Ella no tuvo tiempo de contestar. Se oyeron los gritos de los guardias y, de inmediato, la puerta se abrió violentamente y entraron hombres armados con espadas y escudos. Arrancaron a Faílenn de los brazos de Serigi, al que golpearon y redujeron en el suelo, cuidando de que no pudiera alcanzar ninguna de sus armas.

Él miró a Faílenn desde su impotencia, furioso, pensando que ella pudiera haberle traicionado, pero por su expresión de pánico pronto comprendió que el asalto la había sorprendido tanto como a él mismo. En ese momento deseó haber contado con las defensas de su padre, en su fortaleza de Dinas Ffaraon.

—Ponedles algo por encima —dijo uno de ellos—. Y avisad al capitán.

Cuando llegó a la muralla poligonal, Niam constató lo que tanto le habían repetido los muertos: había llegado tarde. A través de los árboles observó las llamas devorando los tejados de las casas. De la principal sacaron a rastras, desnudos y maniatados, a Serigi y a Faílenn. Los agruparon junto al resto de los habitantes del fuerte. Estaban todos menos los guerreros de la guardia, que yacían muertos en el suelo.

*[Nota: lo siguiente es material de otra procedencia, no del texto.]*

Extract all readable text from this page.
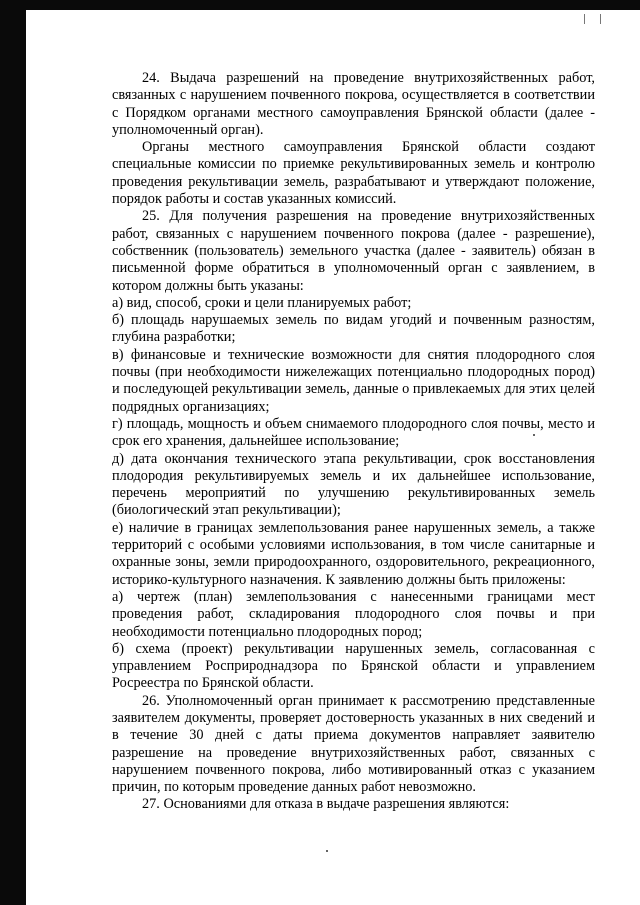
24. Выдача разрешений на проведение внутрихозяйственных работ, связанных с нарушением почвенного покрова, осуществляется в соответствии с Порядком органами местного самоуправления Брянской области (далее - уполномоченный орган).

Органы местного самоуправления Брянской области создают специальные комиссии по приемке рекультивированных земель и контролю проведения рекультивации земель, разрабатывают и утверждают положение, порядок работы и состав указанных комиссий.

25. Для получения разрешения на проведение внутрихозяйственных работ, связанных с нарушением почвенного покрова (далее - разрешение), собственник (пользователь) земельного участка (далее - заявитель) обязан в письменной форме обратиться в уполномоченный орган с заявлением, в котором должны быть указаны:

а) вид, способ, сроки и цели планируемых работ;

б) площадь нарушаемых земель по видам угодий и почвенным разностям, глубина разработки;

в) финансовые и технические возможности для снятия плодородного слоя почвы (при необходимости нижележащих потенциально плодородных пород) и последующей рекультивации земель, данные о привлекаемых для этих целей подрядных организациях;

г) площадь, мощность и объем снимаемого плодородного слоя почвы, место и срок его хранения, дальнейшее использование;

д) дата окончания технического этапа рекультивации, срок восстановления плодородия рекультивируемых земель и их дальнейшее использование, перечень мероприятий по улучшению рекультивированных земель (биологический этап рекультивации);

е) наличие в границах землепользования ранее нарушенных земель, а также территорий с особыми условиями использования, в том числе санитарные и охранные зоны, земли природоохранного, оздоровительного, рекреационного, историко-культурного назначения. К заявлению должны быть приложены:

а) чертеж (план) землепользования с нанесенными границами мест проведения работ, складирования плодородного слоя почвы и при необходимости потенциально плодородных пород;

б) схема (проект) рекультивации нарушенных земель, согласованная с управлением Росприроднадзора по Брянской области и управлением Росреестра по Брянской области.

26. Уполномоченный орган принимает к рассмотрению представленные заявителем документы, проверяет достоверность указанных в них сведений и в течение 30 дней с даты приема документов направляет заявителю разрешение на проведение внутрихозяйственных работ, связанных с нарушением почвенного покрова, либо мотивированный отказ с указанием причин, по которым проведение данных работ невозможно.

27. Основаниями для отказа в выдаче разрешения являются:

Escuchó el crepitar de las hojas a su espalda y se volvió rápidamente hacia el bosque. Una gruesa mano la amordazó y unos ojos gris claro la paralizaron. Aquella mirada brillante acaparaba toda la luz de la luna.

—¡Capitán! ¡Hemos encontrado al jefe Serigi!

El guerrero no contestaba. Se había quedado igual de absorto que Niam. Hipnotizado por una certeza. Podía escucharlo, olerlo, paladear su pastosa e inconfundible consistencia. Sentirlo en la piel, contemplarlo ante sí. Acababa de ser engullido por el flujo de su destino.

—¡Corótico! ¿Dónde estás? ¡Se nos escapa! ¡Se fuga el cautivo!

El sonido de su propio nombre le despertó. Le recordó su condición de hombre de guerra.

—¡No le dejéis marchar! ¡Perseguidle como sea! —ordenó a sus hombres, desde su posición.

Sin dejar de amordazarla, sacó a Niam de las sombras y la entregó a uno de sus seguidores.

—No la pierdas de vista. Y envía un mensaje a Cunedda —dijo, antes de subir al caballo.